A way to avoid this is to give voice to the people who know the candidates best, namely, the ones who have been managed by them. Not to elect them, although consulting companies often have the partners elect the chief, but to get some straight information about how they manage.
Has the business world fundamentally changed since you began studying it?
On the one hand, I think the management of large companies has become much more technocratic—call it remote control managing—while, on the other, there seems to be a resurgence of big-time entrepreneurship.
There is another interesting finding in response to this question: that organizations tend to reflect the age of their founding. Railroads tend to be organized the way they are because of when they started, and the same may be true of automobile companies, and so on and so forth. Most of the industries that grew since World War II, seem to rely on project structure.
Is that really true for newer companies?
Well, think about Amazon. It’s a relatively new company, but it operates in a very machine-like, programmed way because it’s in an old industry, namely retailing. Even though it’s a new form of retailing, it’s still retailing, which is generally a low-wage, mass-service operation.
However, what works for Amazon’s retail operations won’t necessarily translate to Jeff Bezos’s space endeavors. Similarly, having run Tesla is not very helpful for managing X [formerly Twitter].

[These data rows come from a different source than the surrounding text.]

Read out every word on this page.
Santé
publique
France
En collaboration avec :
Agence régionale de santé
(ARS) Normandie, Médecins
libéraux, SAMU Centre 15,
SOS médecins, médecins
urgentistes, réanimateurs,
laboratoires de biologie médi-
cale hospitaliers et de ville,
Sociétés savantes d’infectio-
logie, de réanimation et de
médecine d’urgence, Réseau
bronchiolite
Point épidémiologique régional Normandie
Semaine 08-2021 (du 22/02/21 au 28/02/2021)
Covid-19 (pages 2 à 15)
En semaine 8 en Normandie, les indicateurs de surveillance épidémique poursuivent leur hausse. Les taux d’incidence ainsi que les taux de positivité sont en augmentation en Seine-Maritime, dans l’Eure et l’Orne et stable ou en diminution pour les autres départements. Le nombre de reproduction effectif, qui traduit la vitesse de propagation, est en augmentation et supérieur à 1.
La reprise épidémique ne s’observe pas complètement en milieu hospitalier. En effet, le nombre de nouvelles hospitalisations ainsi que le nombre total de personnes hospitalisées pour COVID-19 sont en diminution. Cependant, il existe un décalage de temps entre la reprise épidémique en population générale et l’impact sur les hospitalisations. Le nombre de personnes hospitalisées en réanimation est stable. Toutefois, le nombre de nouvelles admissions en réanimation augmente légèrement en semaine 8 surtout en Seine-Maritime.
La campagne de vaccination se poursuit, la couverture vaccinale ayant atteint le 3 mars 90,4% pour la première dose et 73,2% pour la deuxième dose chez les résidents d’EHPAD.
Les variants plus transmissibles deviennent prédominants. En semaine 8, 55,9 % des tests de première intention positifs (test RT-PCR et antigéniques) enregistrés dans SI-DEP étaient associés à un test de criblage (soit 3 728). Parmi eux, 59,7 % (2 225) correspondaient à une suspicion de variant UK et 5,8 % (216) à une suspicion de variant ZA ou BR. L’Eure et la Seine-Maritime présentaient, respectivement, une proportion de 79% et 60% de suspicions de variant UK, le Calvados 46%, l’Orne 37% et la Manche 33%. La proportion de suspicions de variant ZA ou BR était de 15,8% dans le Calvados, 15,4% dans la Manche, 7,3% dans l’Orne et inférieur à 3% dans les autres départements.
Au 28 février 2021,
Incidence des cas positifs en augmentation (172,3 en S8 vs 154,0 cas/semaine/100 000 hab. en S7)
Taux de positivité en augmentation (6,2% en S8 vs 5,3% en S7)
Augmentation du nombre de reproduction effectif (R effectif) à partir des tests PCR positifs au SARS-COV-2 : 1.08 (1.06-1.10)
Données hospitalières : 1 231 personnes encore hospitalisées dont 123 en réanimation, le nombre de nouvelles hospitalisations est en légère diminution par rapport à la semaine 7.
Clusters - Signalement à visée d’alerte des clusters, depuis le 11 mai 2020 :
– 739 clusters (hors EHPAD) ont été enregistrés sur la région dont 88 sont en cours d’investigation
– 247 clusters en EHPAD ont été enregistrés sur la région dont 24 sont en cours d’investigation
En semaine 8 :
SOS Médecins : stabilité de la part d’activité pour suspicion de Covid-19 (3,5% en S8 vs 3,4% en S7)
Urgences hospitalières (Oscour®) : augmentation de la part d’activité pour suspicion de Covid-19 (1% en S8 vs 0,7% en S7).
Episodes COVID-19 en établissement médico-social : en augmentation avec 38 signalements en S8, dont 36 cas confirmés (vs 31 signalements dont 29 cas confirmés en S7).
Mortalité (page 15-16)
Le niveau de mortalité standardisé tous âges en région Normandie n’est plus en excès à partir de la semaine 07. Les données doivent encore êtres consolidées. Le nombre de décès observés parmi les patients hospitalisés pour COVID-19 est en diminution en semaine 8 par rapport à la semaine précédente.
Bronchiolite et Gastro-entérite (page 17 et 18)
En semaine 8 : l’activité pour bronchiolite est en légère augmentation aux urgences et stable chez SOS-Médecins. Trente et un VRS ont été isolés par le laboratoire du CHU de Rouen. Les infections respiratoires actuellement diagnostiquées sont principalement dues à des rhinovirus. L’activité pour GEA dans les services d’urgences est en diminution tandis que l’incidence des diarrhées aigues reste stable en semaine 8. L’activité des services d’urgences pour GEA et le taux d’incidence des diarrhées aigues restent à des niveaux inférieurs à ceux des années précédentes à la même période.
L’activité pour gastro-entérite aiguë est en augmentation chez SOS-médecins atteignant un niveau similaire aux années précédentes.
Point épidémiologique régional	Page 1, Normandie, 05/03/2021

What about the impact of automation? How does that change organizational structure?
Automation is a game-changer. If you automate mass production, you essentially turn a bureaucracy into an adhocracy. Where before you had to have thousands and thousands of people doing menial work, if you automate all that, you replace them with engineers who design and maintain the new machines. You transform a mass-production organization into a customized project organization. Automation forces you to rethink how you do things.

Adi Ignatius is the editor at large at Harvard Business Review and its former editor in chief.